Our local database is based on the site’ virusshareFootnote 4 database. This site contains all the hashes (md5) of known malware. For fairness we only launched ClamAv in the folder containing our web service implementation. We run the virus and try to detect it with both antivirus. The results in terms of detection time are recorded in the Table 3b. From the Table 3b we can conclude that our framework is twice faster than ClamAv. Moreover, we think our framework is more suitable than the conventional anti-viruses for the following reasons. MD5-based anti-malware only works against static-infections that never change. However, there are also polymorphic malwares that change continuously their source code. So whether it’s static signatures or dynamic signatures, attackers can still do zero-days attack. But with our methodology, any attack that will take place will necessarily be detected because we base our detection on the sources of our modules and not on the sources of viruses. This is fundamental for attack tolerance. The only condition is to make sure that this database can not be easily compromised.

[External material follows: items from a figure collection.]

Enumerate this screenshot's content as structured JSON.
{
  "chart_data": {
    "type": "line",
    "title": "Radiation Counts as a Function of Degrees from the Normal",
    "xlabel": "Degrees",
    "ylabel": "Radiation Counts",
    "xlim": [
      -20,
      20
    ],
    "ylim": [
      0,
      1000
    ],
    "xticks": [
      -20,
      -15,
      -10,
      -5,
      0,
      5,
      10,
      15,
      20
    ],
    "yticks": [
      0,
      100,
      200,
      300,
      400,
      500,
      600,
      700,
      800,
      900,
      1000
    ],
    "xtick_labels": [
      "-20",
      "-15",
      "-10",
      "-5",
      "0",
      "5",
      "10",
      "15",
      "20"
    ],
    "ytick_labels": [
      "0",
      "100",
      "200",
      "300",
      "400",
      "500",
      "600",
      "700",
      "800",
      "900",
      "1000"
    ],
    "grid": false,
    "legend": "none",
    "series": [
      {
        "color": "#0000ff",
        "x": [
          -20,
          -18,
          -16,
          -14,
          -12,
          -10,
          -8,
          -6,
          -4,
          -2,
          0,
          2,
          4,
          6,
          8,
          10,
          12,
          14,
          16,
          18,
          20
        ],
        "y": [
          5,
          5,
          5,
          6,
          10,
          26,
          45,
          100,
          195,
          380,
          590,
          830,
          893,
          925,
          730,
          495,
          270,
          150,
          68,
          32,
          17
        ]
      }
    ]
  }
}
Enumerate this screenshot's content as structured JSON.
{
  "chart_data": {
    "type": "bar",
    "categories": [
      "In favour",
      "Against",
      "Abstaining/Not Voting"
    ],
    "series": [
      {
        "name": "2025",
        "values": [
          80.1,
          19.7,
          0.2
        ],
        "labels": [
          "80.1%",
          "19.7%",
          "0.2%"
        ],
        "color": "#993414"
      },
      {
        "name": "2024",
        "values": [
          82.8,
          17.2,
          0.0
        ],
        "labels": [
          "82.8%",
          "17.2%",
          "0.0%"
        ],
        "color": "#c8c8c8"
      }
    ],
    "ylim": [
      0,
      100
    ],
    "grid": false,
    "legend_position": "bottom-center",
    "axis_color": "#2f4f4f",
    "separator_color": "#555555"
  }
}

6 Conclusion and Future Work

In this paper we have presented a generic secure methodology to detect and remediate insider attacks on Web-based services. We explored and laid the groundwork for attack tolerance using software reflection. We have also presented a multi-layer architecture and show how we are able to detect at runtime changes of the kernel application that might be considered as attacks.

In addition, to be able to detect attacks our methodology allows to enable/disable different layers of the system in order to stop the attack and allow the system to continue working. Our goal is to have always a part of the system always running, even in the presence of an attack and be able to provide some “critical” services in any situation.

As future work, we plan a more in-depth study of reflection as a mean of attack tolerance with some additional experiments. We also plan to introduce new testing and verification techniques in our methodology, to be able to classify the virus/unexpected running code of our system, and also to share the reporting of this analysis among several users at runtime. In this way, we will share new attacks detection methods as soon as attacks will be detected.